The ever-broadening application of non-compete agreements has reached a new level: interns. As the WSJ reported this week, when she was “a junior in college, Delaney Dunne took an internship for class credit and $10 an hour at co-working company TekMountain in Wilmington, N.C.” The internship agreement that she signed at age 20 contained a non-compete clause and according to a letter she received from TekMountain on the eve of her graduation, the company intended to her to its terms.

Turns out, Dunne is hardly the only intern required to sign a non-compete agreement as a condition for starting an internship. “Increasingly interns are being asked to sign noncompete, nondisclosure and forced arbitration agreements,” according to the WSJ, “restrictions once reserved for higher-ranking employees.”

The publication notes that “advocates [for intern non-competes] say legal covenants for interns help safeguard trade secrets, such as customer lists, in an era when it is easy to download information and share it.” On the other hands, critics – such as Harvard Law fellow Terri Gerstein, who calls internship non-competes “ludicrous” – say that non-competes could “hamper young people’s job opportunities and mobility” from the get-go, which seems well at odds with public policy.

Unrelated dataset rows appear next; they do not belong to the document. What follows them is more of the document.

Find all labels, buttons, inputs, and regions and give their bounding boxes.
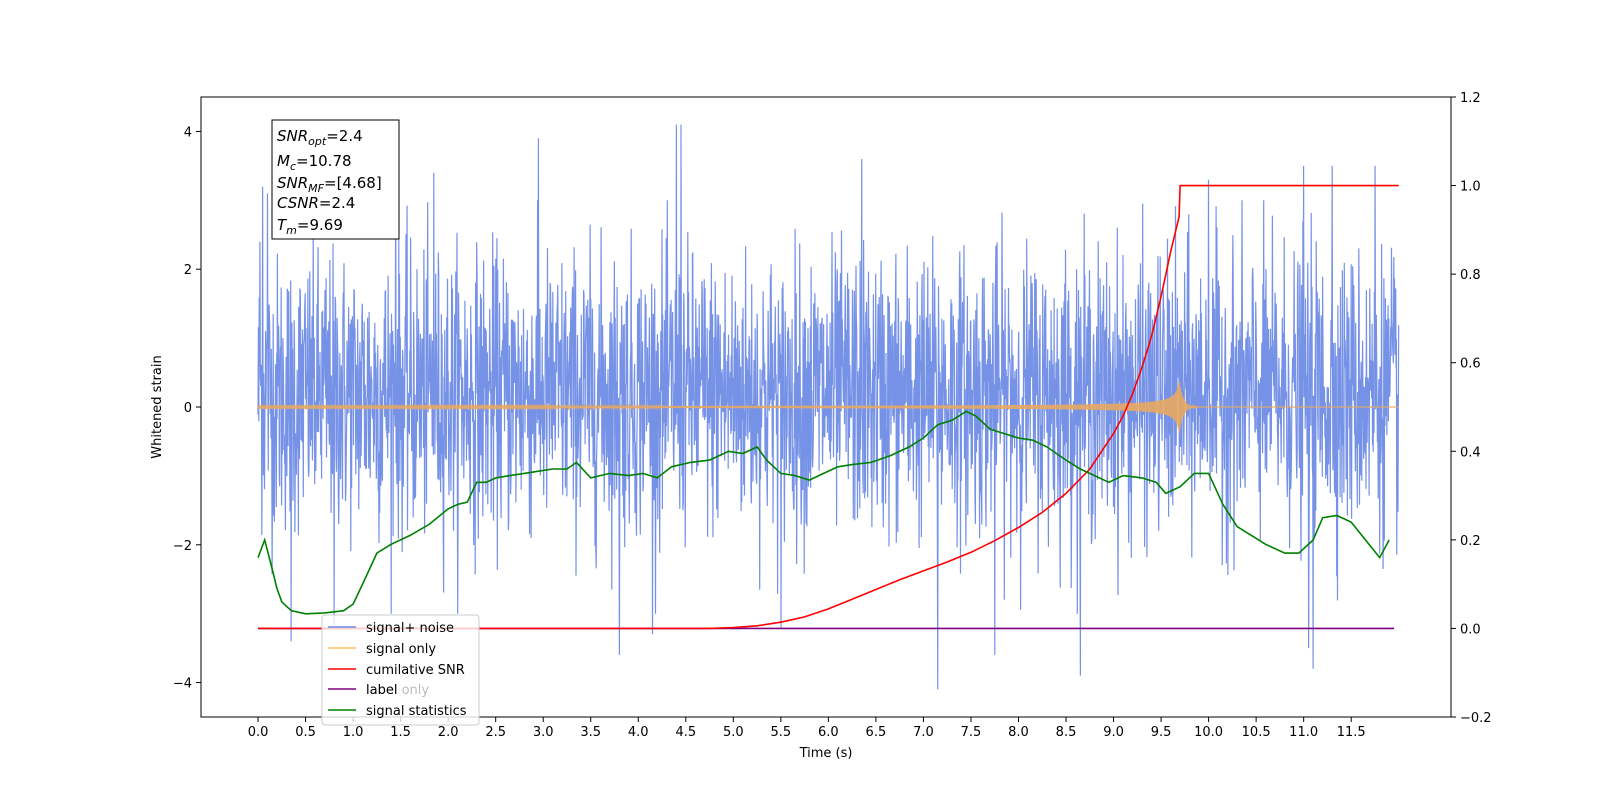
parameter-annotation-box: SNRopt=2.4 Mc=10.78 SNRMF=[4.68] CSNR=2.… [271,119,400,240]
x-tick-label: 7.5 [961,725,982,740]
legend-item-label: label [328,683,397,698]
svg-text:signal statistics: signal statistics [366,704,467,719]
x-tick-label: 2.5 [485,725,506,740]
signal-statistics-series [257,410,1390,615]
x-tick-label: 10.5 [1242,725,1271,740]
x-tick-label: 6.0 [818,725,839,740]
cumulative-snr-series [258,184,1399,630]
x-tick-label: 11.0 [1289,725,1318,740]
signal-plus-noise-series [257,124,1400,690]
x-tick-label: 5.5 [771,725,792,740]
y2-tick-label: 0.6 [1460,357,1481,372]
y-tick-label: 4 [184,125,192,140]
y-axis-label: Whitened strain [150,355,165,458]
x-axis-ticks: 0.0 0.5 1.0 1.5 2.0 2.5 3.0 3.5 4.0 4.5 5.0 5.5 6.0 6… [248,717,1366,740]
x-tick-label: 11.5 [1337,725,1366,740]
x-tick-label: 1.5 [390,725,411,740]
legend-item-signal-statistics: signal statistics [328,704,467,719]
x-tick-label: 1.0 [343,725,364,740]
legend-item-signal-only: signal only [328,642,436,657]
x-tick-label: 0.0 [248,725,269,740]
legend: signal+ noise signal only cumilative SNR… [321,614,480,726]
y2-tick-label: 0.8 [1460,268,1481,283]
svg-text:label only: label only [366,683,429,698]
svg-text:cumilative SNR: cumilative SNR [366,663,465,678]
x-tick-label: 0.5 [295,725,316,740]
signal-only-line [257,382,1399,434]
x-tick-label: 4.0 [628,725,649,740]
y-tick-label: 2 [184,263,192,278]
x-tick-label: 9.5 [1151,725,1172,740]
annotation-snr-opt: SNRopt=2.4 [277,127,363,148]
svg-text:signal+ noise: signal+ noise [366,621,454,636]
x-tick-label: 3.5 [580,725,601,740]
y2-tick-label: 1.2 [1460,91,1481,106]
x-tick-label: 8.5 [1056,725,1077,740]
y-tick-label: −2 [173,539,192,554]
signal-only-series [257,382,1399,434]
x-tick-label: 7.0 [913,725,934,740]
legend-item-cumulative-snr: cumilative SNR [328,663,465,678]
annotation-chirp-mass: Mc=10.78 [277,152,352,173]
legend-item-signal-noise: signal+ noise [328,621,454,636]
x-tick-label: 9.0 [1103,725,1124,740]
svg-text:signal only: signal only [366,642,436,657]
x-tick-label: 10.0 [1194,725,1223,740]
cumulative-snr-line [258,184,1399,630]
annotation-snr-mf: SNRMF=[4.68] [277,174,382,195]
x-tick-label: 3.0 [533,725,554,740]
x-tick-label: 5.0 [723,725,744,740]
signal-plus-noise-line [257,124,1400,690]
annotation-merger-time: Tm=9.69 [277,216,343,237]
y-tick-label: −4 [173,677,192,692]
y2-tick-label: −0.2 [1460,711,1492,726]
annotation-csnr: CSNR=2.4 [277,194,355,212]
y2-tick-label: 1.0 [1460,180,1481,195]
y-tick-label: 0 [184,401,192,416]
x-tick-label: 4.5 [675,725,696,740]
x-tick-label: 2.0 [438,725,459,740]
y2-axis-ticks: 1.2 1.0 0.8 0.6 0.4 0.2 0.0 −0.2 [1451,91,1492,726]
x-tick-label: 8.0 [1008,725,1029,740]
y2-tick-label: 0.2 [1460,534,1481,549]
svg-text:label: label [366,683,397,698]
y2-tick-label: 0.4 [1460,445,1481,460]
y-axis-ticks: 4 2 0 −2 −4 [173,125,201,692]
x-axis-label: Time (s) [799,746,853,761]
y2-tick-label: 0.0 [1460,622,1481,637]
signal-statistics-line [257,410,1390,615]
x-tick-label: 6.5 [866,725,887,740]
legend-item-label-only: label only [366,683,429,698]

That is not to say, of course, that all – or any – of these non-compete agreements would be deemed valid and enforceable. Just because an employee or intern signs a non-compete agreement does not mean it will hold up in court, although Hedi Slimane aside, few people take their former employer to court on the basis of a non-compete agreement.

In California, for instance, non-compete agreements are deemed unenforceable across the board. State law in Hawaii limits non-compete agreements exclusively to tech workers; New Mexico permits their usage only in the health care field. Illinois has prohibited the use of such agreements for people whose earnings are close to minimum wage. Other states require that in order to be enforceable, the terms of a non-compete must be reasonable in scope (i.e., limited in duration, geography, and definition of “competitors,” etc.), and the limits placed on the employee must be necessary to protecting the employer’s legitimate interests.

Nonetheless, the ever-growing expansiveness of the application of non-compete agreements is striking, and raises the question of what is still to come in what the New York Times calls “a broad shift in which companies assert ownership over work experience as well as work.”